The revelation of Jesus Christ, which God gave him to show his servants what must soon take place. He made it known by sending his angel to his servant John, who testifies to everything he saw — that is, the word of God and the testimony of Jesus Christ. Revelation 1:1 & 2
When studying Revelation, it doesn’t take long before we find diverging opinions. I think Alan Johnson has some good advice for us here:
What do the imagery and visions mean? Another problem involves chronology: When do the things spoken of occur… what is symbolic and what is literal? Answers to such questions will determine the interpreter’s approach. Since few of these questions are capable of dogmatic answers, there is a need for tolerance of divergent aproaches in the hope that the Spirit may use open-minded discussion to bring us further into the meaning of the Apocalypse.
In chapter 1, verse 1, we are told that what follows must soon take place. How soon is soon and how does the answer to that question affect our approach to the rest of Revelation? This is how Robert Mounce deals with the question:
That more than 1900 years of church history have passed and the end is not yet poses a problem for some. One solution is to understand “shortly” in the sense of suddenly, or without delay once the appointed time arrives… The most satisfying solution is to take the word in a straightforward sense, remembering that in the prophetic outlook the end is always imminent. This perspective is common to the entire NT. Jesus taught that God would vindicate his elect without delay (LK 18:8), and Paul wrote to the Romans that God would soon crush Satan under their feet (Rom 16:2o).

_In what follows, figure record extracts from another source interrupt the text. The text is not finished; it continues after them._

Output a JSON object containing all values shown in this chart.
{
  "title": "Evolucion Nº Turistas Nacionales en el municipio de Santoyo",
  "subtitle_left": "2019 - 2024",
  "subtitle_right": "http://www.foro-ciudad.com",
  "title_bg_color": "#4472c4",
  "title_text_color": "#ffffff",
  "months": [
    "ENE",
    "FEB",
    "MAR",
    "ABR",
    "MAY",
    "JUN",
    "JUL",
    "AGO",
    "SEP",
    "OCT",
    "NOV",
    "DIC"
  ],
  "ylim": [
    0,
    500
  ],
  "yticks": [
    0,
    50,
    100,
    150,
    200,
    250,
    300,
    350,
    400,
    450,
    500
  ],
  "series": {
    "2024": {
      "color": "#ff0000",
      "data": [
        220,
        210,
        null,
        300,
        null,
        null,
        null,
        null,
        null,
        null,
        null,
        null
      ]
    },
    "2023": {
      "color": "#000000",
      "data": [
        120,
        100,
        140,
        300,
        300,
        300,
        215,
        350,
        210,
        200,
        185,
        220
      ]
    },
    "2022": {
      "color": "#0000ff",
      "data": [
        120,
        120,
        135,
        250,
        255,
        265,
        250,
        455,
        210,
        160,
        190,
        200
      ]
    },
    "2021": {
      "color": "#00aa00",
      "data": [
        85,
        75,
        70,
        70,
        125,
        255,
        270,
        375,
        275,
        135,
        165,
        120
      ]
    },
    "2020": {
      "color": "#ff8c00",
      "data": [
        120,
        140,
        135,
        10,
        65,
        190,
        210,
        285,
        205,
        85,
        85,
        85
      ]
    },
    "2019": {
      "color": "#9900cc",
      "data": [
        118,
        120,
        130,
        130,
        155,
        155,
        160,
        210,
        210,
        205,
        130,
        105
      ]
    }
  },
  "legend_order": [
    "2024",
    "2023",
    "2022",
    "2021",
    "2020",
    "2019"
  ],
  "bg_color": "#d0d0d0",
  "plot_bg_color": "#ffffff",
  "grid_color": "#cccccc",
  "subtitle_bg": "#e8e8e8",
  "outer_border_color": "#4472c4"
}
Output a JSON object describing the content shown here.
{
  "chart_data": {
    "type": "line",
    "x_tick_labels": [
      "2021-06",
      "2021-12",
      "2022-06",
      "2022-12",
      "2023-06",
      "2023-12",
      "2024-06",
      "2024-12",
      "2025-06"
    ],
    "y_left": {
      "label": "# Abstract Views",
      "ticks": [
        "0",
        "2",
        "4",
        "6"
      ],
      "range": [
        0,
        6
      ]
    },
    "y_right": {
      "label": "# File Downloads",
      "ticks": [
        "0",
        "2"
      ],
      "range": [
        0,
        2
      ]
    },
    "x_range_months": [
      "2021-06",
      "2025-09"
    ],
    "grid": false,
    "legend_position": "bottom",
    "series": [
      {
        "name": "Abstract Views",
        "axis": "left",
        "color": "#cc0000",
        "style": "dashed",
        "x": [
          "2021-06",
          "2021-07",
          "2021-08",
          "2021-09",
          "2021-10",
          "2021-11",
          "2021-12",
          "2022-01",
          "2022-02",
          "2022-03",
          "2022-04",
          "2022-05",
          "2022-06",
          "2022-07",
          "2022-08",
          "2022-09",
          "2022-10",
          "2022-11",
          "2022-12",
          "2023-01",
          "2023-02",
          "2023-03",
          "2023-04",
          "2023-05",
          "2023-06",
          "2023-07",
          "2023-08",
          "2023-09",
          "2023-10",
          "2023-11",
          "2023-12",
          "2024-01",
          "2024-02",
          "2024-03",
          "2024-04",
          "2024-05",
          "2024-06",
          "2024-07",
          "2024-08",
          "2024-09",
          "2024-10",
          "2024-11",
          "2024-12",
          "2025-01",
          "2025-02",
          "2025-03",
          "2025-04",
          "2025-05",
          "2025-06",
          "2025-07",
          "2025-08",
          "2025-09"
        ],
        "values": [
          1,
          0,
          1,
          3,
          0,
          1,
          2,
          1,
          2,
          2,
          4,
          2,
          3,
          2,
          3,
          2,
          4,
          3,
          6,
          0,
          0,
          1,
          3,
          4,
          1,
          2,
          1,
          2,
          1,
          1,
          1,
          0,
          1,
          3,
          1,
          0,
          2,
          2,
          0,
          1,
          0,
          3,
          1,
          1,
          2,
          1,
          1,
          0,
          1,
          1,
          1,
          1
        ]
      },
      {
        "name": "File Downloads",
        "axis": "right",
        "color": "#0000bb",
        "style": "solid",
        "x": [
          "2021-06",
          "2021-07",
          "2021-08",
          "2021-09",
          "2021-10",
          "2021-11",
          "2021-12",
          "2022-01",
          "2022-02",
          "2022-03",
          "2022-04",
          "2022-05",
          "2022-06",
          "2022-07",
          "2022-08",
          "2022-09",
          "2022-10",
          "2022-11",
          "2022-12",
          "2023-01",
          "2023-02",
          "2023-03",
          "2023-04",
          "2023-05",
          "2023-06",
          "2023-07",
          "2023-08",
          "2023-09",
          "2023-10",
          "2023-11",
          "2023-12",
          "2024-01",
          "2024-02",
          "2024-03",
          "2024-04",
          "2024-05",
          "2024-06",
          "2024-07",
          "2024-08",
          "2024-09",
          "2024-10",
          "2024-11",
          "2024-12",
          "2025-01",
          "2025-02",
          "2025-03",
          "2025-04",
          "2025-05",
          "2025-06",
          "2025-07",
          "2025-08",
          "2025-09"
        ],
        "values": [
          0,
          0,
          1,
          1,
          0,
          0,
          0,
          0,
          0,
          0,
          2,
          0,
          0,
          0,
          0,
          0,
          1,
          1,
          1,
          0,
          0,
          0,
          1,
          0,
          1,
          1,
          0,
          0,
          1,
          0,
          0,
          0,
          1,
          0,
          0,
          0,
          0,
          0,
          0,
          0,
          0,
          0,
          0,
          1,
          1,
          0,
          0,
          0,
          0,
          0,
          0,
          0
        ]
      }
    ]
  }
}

I might add that the end is always imminent in apocalyptic, which is so prevalent in Revelation. Greg Beale, an amillennialist, takes soon or shortly in the literal sense as we would expect — that the events in Revelation would take place in the very near future. However, he has a unique take on what is taking place:
John’s substitution of en tachei implies his expectation that the final tribulation, the defeat of evil, and establishment of the kingdom, which Daniel expected to occur distantly “in the latter days,” would begin in his own generation, and indeed, that it had already begun to happen (for the idea of tribulation preceeding the divine kingdom see Daniel 7, which is a parallel prophecy to Daniel 2).
Yet, he goes on to point out:
Indeed what follows shows that the beginning of fulfillment and not final fulfillment is the focus [Daniel’s prophecy of the latter days].
I suppose this is an example of the “already” – “not yet” approach to Revelation.